I stopped short at David Carr's piece yesterday on the Palin marketing industry. His points on how this media celebrity can generate huge amounts of income from completely integrity-free media are, of course, well-taken. Palin has indeed cleaned up, thanks mainly to Roger Ailes and his fixation on ratings, and HarperCollins, whose soul was mortgaged years ago. She has a TV clip-show. She can read a Teleprompter well, which is about the only thing her college degree - sports journalism - qualified her for. She knows how to project cheeriness and peppiness and goshdarnit schtick. And all these have a place in the market and even in national discourse.
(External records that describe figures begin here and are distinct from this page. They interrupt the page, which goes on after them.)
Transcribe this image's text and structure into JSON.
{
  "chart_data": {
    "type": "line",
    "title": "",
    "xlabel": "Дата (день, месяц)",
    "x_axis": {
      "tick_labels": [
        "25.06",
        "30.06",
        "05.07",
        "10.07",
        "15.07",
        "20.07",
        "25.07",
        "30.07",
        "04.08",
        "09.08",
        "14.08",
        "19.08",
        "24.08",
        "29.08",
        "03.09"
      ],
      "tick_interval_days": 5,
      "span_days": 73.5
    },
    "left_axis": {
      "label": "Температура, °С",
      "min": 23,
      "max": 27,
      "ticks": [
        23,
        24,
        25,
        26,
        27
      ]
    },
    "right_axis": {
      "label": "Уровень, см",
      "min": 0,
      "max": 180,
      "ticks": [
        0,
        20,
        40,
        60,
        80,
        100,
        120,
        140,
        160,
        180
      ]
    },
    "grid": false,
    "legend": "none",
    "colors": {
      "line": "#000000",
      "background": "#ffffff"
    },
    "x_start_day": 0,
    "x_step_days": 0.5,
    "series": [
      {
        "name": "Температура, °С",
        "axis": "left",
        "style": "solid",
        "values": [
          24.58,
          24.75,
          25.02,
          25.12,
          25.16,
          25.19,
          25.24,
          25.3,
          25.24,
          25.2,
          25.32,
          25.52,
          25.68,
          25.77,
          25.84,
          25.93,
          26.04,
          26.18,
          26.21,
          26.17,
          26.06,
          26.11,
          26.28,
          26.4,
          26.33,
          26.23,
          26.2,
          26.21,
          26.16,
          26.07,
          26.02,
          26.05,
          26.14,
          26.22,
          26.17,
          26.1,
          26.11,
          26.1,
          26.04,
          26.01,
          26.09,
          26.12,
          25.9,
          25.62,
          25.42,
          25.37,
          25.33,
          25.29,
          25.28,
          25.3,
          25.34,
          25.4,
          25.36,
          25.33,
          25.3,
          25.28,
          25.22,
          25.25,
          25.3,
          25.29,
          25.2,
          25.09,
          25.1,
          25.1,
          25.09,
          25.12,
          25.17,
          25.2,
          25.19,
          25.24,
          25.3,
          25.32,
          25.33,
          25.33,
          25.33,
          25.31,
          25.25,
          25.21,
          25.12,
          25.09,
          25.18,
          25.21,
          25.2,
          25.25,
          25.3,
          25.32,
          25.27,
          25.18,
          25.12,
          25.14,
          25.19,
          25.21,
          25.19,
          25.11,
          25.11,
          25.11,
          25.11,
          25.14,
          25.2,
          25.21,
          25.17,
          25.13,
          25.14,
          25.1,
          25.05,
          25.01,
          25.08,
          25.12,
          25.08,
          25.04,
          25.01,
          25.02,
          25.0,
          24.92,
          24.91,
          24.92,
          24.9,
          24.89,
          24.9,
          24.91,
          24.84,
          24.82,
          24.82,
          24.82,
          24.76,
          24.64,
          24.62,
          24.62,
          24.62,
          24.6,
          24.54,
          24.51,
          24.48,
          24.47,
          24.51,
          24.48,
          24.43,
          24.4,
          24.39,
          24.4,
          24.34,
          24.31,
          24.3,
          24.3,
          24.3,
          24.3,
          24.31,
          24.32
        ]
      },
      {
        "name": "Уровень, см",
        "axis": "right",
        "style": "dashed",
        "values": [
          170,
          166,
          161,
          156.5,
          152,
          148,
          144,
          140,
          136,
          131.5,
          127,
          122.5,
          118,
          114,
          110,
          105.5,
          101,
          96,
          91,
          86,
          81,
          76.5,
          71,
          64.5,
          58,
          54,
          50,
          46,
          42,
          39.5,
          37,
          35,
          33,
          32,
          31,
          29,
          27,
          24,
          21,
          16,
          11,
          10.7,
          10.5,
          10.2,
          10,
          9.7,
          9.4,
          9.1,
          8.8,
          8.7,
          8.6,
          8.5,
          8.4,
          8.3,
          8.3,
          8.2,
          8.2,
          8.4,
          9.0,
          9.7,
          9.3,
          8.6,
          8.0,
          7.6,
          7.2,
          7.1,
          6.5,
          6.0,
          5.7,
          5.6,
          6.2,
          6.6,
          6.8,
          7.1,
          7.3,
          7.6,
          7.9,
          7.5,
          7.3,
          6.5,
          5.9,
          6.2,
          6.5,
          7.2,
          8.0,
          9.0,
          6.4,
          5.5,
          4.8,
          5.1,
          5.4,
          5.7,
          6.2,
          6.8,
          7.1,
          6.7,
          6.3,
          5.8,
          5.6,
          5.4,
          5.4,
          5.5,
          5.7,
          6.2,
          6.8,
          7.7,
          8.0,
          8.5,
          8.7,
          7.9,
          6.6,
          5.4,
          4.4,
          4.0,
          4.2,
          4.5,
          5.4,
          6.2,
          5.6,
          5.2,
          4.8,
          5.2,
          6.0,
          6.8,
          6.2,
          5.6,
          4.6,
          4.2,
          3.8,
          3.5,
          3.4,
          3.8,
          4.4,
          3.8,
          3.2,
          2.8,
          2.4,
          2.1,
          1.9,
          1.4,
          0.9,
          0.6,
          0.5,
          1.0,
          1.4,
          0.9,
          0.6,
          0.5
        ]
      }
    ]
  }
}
No one would give a damn if the GOP hadn't decided to place this pageant-winner as a potential president in the last election; or if there weren't a real likelihood of her running for serious public office at the same level in 2012.
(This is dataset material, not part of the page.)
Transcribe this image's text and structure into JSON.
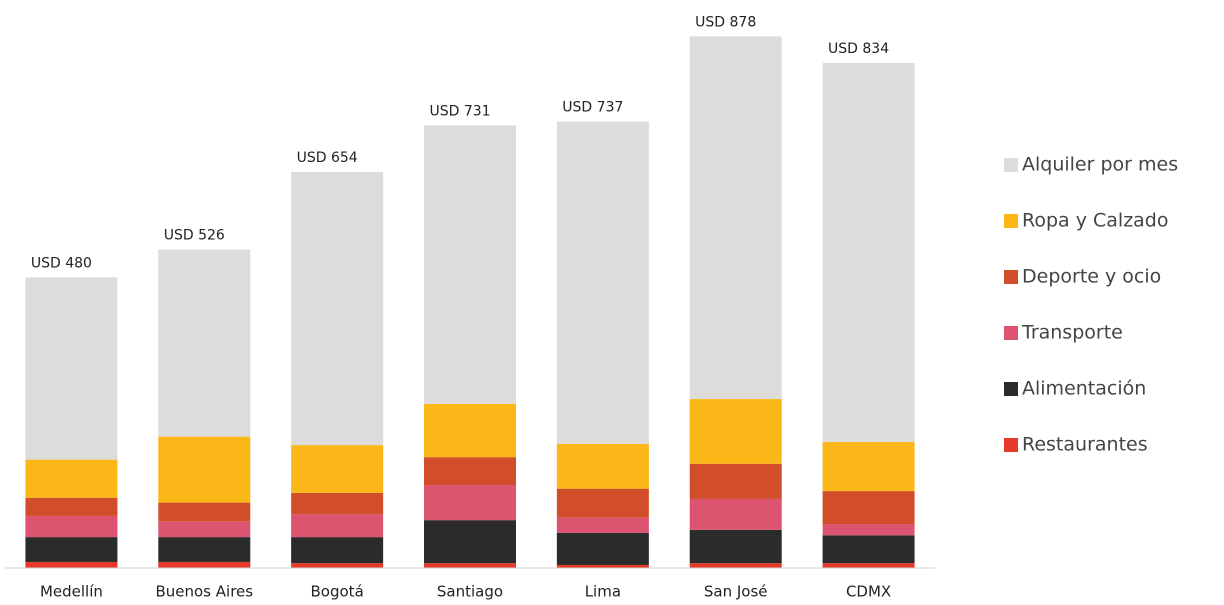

With any luck, the money will keep her from the Oval Office. But here's where I stopped dead in my tracks reading David's piece. This sentence:

I’m from Minnesota, which is sometimes considered the southernmost tip of Alaska, and her way of speaking in credulous golly-gee may have been off-putting to some, but there is a kind of authenticity there that no image handler could conjure.

Whatever else Palin is, she is not authentic.

Her flimsy record of public service has been festooned with so many lies and delusions and fantasies on her part it beggars belief. Her book is self-evidently the product of a dangerously delusional fanatic. She poses as a "real American" from the heartland, yet she has done everything in her power to escape that heartland and find refuge in celebrity. 

If anyone is phony in American culture, it is Palin. And those who profit off her. They have a right to do that, as she has a right to invent a past and an identity and a politics from minute to minute. But please drop the idea that she is authentic.

The only thing authentically American about her is her total lack of scruples in making a living. But she won't admit that either.